Purpose: As shown in various studies 5-aminolevulinic acid (ALA) induces fluorescence of malignant and dysplastic bladder tissue and increases tumor detection rates by about 20%. However, data on the long-term benefits are sparse. Thus, the 5-year outcome data of a prospective randomized trial comparing patients who initially underwent bladder tumor resection (TUR) under standard white light or with ALA induced fluorescence were evaluated.
Materials and methods: A total of 115 patients with suspected superficial bladder cancer were randomized to undergo standard or ALA assisted TUR. After the second look TUR at 6 weeks patients were followed for a median of 39 (standard) and 42 (ALA) months.

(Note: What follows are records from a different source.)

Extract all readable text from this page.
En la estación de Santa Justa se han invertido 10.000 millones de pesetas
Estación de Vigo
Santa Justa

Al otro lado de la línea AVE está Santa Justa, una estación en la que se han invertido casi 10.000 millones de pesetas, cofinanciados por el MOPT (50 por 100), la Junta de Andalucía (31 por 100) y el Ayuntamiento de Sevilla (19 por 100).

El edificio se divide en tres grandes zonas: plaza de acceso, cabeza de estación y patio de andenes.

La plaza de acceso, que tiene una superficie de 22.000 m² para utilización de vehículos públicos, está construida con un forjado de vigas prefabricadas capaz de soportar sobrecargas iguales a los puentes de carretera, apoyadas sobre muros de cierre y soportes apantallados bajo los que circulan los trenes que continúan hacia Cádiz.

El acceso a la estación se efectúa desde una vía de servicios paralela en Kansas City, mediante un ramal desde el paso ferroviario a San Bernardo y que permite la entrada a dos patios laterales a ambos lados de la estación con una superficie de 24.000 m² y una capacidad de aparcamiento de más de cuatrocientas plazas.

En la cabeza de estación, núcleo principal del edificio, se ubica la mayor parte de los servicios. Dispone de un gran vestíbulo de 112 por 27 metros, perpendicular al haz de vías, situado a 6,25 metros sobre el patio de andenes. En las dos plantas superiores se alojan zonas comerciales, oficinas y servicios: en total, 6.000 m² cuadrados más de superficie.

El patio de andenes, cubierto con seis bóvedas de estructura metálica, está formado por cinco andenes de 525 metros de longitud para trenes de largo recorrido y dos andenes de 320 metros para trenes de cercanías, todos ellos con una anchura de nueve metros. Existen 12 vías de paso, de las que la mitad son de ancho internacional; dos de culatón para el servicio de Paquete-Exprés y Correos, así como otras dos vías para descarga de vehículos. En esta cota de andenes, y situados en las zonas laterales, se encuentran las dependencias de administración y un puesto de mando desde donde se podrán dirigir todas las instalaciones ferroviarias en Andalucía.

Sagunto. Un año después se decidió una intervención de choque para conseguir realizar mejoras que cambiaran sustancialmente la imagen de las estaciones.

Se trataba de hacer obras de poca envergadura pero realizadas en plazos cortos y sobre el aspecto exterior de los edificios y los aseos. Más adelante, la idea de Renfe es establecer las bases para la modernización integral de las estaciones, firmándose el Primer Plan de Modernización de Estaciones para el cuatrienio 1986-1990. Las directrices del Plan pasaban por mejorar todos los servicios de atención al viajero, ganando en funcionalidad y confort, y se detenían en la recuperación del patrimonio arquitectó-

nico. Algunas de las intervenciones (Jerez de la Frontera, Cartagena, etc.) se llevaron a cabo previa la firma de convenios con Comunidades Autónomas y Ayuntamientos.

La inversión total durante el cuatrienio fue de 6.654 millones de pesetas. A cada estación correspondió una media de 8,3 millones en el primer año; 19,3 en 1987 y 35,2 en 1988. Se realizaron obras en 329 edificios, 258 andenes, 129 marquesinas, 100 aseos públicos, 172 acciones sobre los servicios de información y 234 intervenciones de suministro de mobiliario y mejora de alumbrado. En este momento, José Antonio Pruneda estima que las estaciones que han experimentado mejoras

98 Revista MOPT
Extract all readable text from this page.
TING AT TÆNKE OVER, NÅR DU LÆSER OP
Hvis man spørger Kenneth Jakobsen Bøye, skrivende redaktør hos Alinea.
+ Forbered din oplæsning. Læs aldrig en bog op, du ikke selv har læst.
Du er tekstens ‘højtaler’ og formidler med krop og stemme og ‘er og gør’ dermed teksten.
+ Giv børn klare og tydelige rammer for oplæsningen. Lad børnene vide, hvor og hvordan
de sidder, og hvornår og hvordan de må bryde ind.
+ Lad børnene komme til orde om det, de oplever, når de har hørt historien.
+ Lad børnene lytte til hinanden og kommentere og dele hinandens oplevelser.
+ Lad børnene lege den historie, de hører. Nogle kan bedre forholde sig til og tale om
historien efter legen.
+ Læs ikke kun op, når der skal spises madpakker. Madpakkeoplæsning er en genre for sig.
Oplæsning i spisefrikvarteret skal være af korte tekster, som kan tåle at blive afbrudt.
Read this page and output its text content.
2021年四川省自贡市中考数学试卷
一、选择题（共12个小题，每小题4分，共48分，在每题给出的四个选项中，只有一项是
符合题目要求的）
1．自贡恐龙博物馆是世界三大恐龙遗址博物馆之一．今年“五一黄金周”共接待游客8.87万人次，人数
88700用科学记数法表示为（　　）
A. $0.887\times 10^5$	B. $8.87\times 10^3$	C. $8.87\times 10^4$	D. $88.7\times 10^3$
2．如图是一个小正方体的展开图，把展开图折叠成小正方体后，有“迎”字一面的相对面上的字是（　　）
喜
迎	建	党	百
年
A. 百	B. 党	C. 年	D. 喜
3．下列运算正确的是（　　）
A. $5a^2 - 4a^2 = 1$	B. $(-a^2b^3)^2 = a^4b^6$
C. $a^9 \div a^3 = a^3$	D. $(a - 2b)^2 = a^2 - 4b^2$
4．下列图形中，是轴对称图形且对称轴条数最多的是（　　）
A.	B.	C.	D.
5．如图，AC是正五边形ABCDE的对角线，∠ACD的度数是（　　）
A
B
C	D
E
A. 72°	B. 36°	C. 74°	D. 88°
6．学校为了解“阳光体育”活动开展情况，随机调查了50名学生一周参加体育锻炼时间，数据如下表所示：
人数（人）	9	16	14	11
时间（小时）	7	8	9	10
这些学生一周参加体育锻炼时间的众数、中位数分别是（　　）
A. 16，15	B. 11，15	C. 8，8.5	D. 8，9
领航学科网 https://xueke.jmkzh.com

Results: Median time to first recurrence was 5 months in the standard and 12 months in the ALA group. Recurrence-free survival was 25% in the standard and 41% in the ALA group. The recurrence rate at 2, 12, 36 and 60 months after initial TUR was 41%, 61%, 73% and 75%, and 16%, 43%, 59% and 59% in the white light and ALA groups, respectively. The total number of recurrences was 82 in the standard and 61 in the ALA group. Tumor progression occurred in 9 patients in the standard and 4 in the ALA group. Cost analysis suggests a considerable economical advantage of ALA fluorescence assisted TUR compared to the standard procedure.
Conclusions: The initial advantage of improved tumor detection and decreased recurrence rates by ALA fluorescence assisted TUR is maintained for years, and effectively reduces morbidity and costs in patients with superficial bladder tumors.